Is Viking hand genetic?

Is Viking hand genetic?

To answer the question in the title. For a long time Dupuytren’s disease has been termed a ‘disease of the Vikings’. Unfortunately research published in 2019 concluded that there is no genetic evidence that Dupuytren’s disease is of ‘Viking’ origin.

Why is Dupuytren’s called the Viking disease?

Dupuytren’s disease has been given the moniker “the Viking disease” due to its prevalence in the north of Europe and those of Northern European descent.

Is Vikings disease the same as trigger finger?

The answer to that question is no. Upon first glance, these two things might seem very similar, but they are actually very different medical conditions. In fact, the only similarity is that they both affect finger flexion. Trigger finger involves the tendons, and Dupuytren contractor involves the tissue.

What nationality gets Dupuytren’s contracture?

INCIDENCE OF DD BY ANCESTRY In his 1963 book, the Australian hand surgeon John Hueston wrote, “Dupuytren’s contracture is virtually confined to people of European descent” (2). Its highest incidence is recorded in Iceland.

How can you tell if you have Viking heritage?

And experts say surnames can give you an indication of a possible Viking heritage in your family, with anything ending in ‘son’ or ‘sen’ likely to be a sign. Other surnames which could signal a Viking family history include ‘Roger/s’ and ‘Rogerson’ and ‘Rendall’.

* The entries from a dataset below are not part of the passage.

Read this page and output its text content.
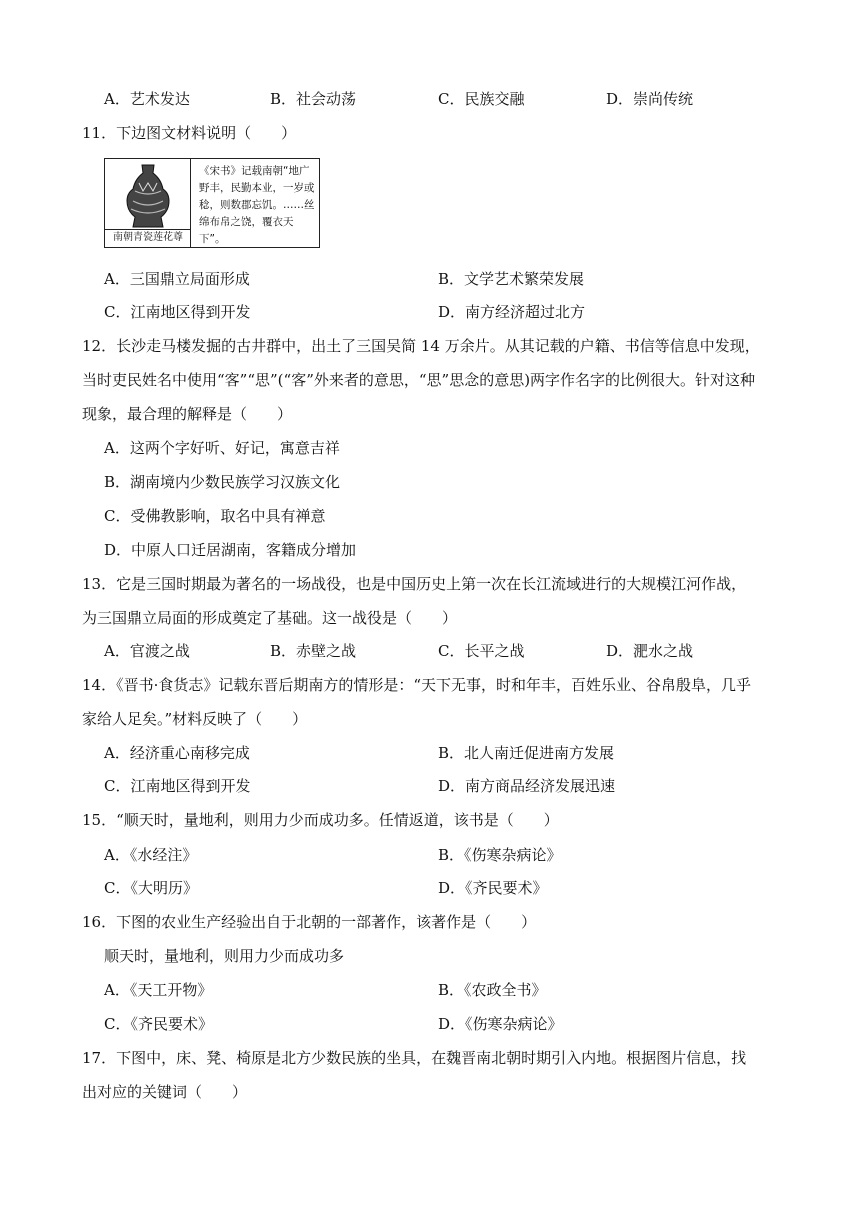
A．艺术发达	B．社会动荡	C．民族交融	D．崇尚传统
11．下边图文材料说明（　　）
南朝青瓷莲花尊
《宋书》记载南朝“地广野丰，民勤本业，一岁或稔，则数郡忘饥。……丝绵布帛之饶，覆衣天下”。
A．三国鼎立局面形成	B．文学艺术繁荣发展
C．江南地区得到开发	D．南方经济超过北方
12．长沙走马楼发掘的古井群中，出土了三国吴简 14 万余片。从其记载的户籍、书信等信息中发现，
当时吏民姓名中使用“客”“思”(“客”外来者的意思，“思”思念的意思)两字作名字的比例很大。针对这种
现象，最合理的解释是（　　）
A．这两个字好听、好记，寓意吉祥
B．湖南境内少数民族学习汉族文化
C．受佛教影响，取名中具有禅意
D．中原人口迁居湖南，客籍成分增加
13．它是三国时期最为著名的一场战役，也是中国历史上第一次在长江流域进行的大规模江河作战，
为三国鼎立局面的形成奠定了基础。这一战役是（　　）
A．官渡之战	B．赤壁之战	C．长平之战	D．淝水之战
14．《晋书·食货志》记载东晋后期南方的情形是：“天下无事，时和年丰，百姓乐业、谷帛殷阜，几乎
家给人足矣。”材料反映了（　　）
A．经济重心南移完成	B．北人南迁促进南方发展
C．江南地区得到开发	D．南方商品经济发展迅速
15．“顺天时，量地利，则用力少而成功多。任情返道，该书是（　　）
A．《水经注》	B．《伤寒杂病论》
C．《大明历》	D．《齐民要术》
16．下图的农业生产经验出自于北朝的一部著作，该著作是（　　）
顺天时，量地利，则用力少而成功多
A．《天工开物》	B．《农政全书》
C．《齐民要术》	D．《伤寒杂病论》
17．下图中，床、凳、椅原是北方少数民族的坐具，在魏晋南北朝时期引入内地。根据图片信息，找
出对应的关键词（　　）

Can Dupuytren’s contracture go away?

Unfortunately, there is no cure for Dupuytren’s Contracture, but there are some treatments a hand specialist can recommend and perform to break apart the cords of tissue that have formed, which pull the finger to a bent position.

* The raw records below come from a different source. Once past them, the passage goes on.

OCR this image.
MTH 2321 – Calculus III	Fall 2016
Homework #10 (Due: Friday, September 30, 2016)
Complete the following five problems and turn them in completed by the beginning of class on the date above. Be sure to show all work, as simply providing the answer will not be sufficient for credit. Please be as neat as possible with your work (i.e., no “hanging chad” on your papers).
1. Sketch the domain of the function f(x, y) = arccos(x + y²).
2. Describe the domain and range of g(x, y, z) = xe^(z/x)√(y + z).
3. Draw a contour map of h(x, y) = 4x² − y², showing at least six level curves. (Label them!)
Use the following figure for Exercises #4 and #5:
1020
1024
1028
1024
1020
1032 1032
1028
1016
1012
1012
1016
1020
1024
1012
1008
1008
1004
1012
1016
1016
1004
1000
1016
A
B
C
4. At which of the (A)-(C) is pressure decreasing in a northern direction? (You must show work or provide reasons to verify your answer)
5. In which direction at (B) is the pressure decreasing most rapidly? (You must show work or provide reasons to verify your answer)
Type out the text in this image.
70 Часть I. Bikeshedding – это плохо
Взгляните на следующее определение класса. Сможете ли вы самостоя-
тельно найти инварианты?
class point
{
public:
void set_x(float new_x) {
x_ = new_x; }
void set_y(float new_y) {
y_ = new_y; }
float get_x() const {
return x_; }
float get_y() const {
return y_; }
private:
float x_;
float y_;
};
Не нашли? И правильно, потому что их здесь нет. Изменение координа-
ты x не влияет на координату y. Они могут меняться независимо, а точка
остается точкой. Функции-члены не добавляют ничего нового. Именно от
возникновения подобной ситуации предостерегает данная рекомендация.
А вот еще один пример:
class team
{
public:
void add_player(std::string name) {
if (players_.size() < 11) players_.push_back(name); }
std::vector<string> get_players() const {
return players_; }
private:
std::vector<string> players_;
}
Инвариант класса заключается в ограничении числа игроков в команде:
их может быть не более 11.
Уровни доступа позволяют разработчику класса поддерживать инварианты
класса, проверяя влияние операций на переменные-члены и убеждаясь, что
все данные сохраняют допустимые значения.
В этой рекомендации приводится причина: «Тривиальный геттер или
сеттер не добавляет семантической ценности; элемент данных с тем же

How do you fix Dupuytren’s contracture without surgery?

XIAFLEX® is the only FDA-approved treatment for Dupuytren’s contracture that does not require surgery. A hand specialist will inject this enzyme treatment directly into the cord that’s causing limited mobility in the finger. The enzyme releases the cord.

Did Vikings have Dupuytren’s contracture?

In all analyses, no evidence was found for an excess of Norse ancestry in Dupuytren’s disease. We conclude that there is no genetic evidence for a ‘Viking origin of Dupuytren’s disease’.